Evaluation

Evaluation is a form of testing that helps you validate your LLM's responses and ensure they meet your quality bar.

Genkit supports third-party evaluation tools through plugins, paired with powerful observability features that provide insight into the runtime state of your LLM-powered applications. Genkit tooling helps you automatically extract data including inputs, outputs, and information from intermediate steps to evaluate the end-to-end quality of LLM responses as well as understand the performance of your system's building blocks.

Types of evaluation

Genkit supports two types of evaluation:

  • Inference-based evaluation: This type of evaluation runs against a collection of pre-determined inputs, assessing the corresponding outputs for quality.

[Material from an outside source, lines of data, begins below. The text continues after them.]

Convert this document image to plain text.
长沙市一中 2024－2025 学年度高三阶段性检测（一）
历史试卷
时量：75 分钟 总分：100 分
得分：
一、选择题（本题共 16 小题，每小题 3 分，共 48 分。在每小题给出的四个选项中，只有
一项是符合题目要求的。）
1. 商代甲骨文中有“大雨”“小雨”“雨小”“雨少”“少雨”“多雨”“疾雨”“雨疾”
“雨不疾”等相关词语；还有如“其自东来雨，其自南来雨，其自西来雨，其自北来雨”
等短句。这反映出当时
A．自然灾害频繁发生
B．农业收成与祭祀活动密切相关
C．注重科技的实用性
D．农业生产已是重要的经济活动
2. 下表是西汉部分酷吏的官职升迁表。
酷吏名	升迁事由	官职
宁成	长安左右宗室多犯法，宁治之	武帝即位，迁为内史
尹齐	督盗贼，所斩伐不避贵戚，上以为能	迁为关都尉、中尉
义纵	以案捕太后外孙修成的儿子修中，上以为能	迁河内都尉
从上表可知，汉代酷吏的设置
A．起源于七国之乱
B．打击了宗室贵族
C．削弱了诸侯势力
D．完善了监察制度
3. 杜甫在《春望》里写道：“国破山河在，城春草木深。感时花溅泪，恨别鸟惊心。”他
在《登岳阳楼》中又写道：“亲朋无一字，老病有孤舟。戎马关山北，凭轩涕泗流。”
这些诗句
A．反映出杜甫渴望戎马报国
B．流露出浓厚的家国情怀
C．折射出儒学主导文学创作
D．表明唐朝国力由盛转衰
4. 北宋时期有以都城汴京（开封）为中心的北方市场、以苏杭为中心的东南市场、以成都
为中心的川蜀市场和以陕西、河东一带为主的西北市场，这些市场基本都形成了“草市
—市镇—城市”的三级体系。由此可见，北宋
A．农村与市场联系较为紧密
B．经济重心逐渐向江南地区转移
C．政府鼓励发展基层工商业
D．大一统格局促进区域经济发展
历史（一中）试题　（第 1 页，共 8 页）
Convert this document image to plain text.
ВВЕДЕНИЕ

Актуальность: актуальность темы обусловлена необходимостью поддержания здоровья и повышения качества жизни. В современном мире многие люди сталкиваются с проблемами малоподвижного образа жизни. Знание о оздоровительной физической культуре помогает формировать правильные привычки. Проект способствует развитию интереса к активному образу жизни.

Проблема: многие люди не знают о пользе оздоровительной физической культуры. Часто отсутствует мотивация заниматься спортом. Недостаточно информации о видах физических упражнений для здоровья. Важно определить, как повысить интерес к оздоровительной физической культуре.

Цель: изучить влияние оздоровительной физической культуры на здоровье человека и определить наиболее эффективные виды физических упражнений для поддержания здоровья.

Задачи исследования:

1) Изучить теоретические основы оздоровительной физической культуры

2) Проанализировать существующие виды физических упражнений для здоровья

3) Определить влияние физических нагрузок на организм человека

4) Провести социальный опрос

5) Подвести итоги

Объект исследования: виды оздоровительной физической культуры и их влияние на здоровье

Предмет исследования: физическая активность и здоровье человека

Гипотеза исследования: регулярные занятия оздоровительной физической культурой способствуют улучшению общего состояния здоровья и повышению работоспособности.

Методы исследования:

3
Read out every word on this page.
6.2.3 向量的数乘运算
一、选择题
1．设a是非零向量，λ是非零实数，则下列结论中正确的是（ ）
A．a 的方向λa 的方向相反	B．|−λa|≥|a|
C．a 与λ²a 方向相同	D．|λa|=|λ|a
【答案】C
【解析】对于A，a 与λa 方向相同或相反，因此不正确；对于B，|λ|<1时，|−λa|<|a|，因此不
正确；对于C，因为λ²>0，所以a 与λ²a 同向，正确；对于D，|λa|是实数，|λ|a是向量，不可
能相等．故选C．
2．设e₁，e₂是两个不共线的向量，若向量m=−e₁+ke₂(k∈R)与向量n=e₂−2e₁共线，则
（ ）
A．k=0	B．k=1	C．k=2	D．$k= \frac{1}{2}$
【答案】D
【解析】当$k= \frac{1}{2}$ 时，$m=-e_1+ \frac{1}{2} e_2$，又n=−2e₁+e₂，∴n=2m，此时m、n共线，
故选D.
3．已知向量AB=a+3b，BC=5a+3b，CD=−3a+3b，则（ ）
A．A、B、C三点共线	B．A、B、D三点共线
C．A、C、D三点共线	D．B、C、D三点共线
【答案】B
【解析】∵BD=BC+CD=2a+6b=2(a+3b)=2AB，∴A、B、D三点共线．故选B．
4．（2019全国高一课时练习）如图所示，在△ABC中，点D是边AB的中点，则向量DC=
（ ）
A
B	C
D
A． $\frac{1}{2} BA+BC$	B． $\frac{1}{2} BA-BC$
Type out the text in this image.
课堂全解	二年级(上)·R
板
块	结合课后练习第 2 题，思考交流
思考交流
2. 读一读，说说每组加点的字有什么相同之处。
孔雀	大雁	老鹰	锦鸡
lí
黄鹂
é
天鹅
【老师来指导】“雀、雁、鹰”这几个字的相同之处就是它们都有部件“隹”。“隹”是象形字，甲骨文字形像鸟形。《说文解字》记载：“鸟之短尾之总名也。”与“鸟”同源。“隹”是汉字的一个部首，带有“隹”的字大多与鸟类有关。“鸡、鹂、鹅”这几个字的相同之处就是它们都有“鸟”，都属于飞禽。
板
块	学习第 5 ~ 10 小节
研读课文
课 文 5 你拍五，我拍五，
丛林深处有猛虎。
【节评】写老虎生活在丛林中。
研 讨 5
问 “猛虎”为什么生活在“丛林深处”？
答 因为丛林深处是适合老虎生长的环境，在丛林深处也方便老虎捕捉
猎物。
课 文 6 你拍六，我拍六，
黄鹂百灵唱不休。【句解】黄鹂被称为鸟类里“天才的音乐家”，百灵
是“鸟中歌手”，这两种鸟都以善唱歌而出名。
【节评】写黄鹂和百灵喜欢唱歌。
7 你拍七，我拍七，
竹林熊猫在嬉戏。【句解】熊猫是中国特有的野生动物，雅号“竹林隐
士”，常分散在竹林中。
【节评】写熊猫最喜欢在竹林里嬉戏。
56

    This is the most common evaluation type, suitable for most use cases. This approach tests a system's actual output for each evaluation run.

    You can perform the quality assessment manually, by visually inspecting the results. Alternatively, you can automate the assessment by using an evaluation metric.

  • Raw evaluation: This type of evaluation directly assesses the quality of inputs without any inference. This approach typically is used with automated evaluation using metrics. All required fields for evaluation (e.g., input, context, output and reference) must be present in the input dataset. This is useful when you have data coming from an external source (e.g., collected from your production traces) and you want to have an objective measurement of the quality of the collected data.

    For more information, see the Advanced use section of this page.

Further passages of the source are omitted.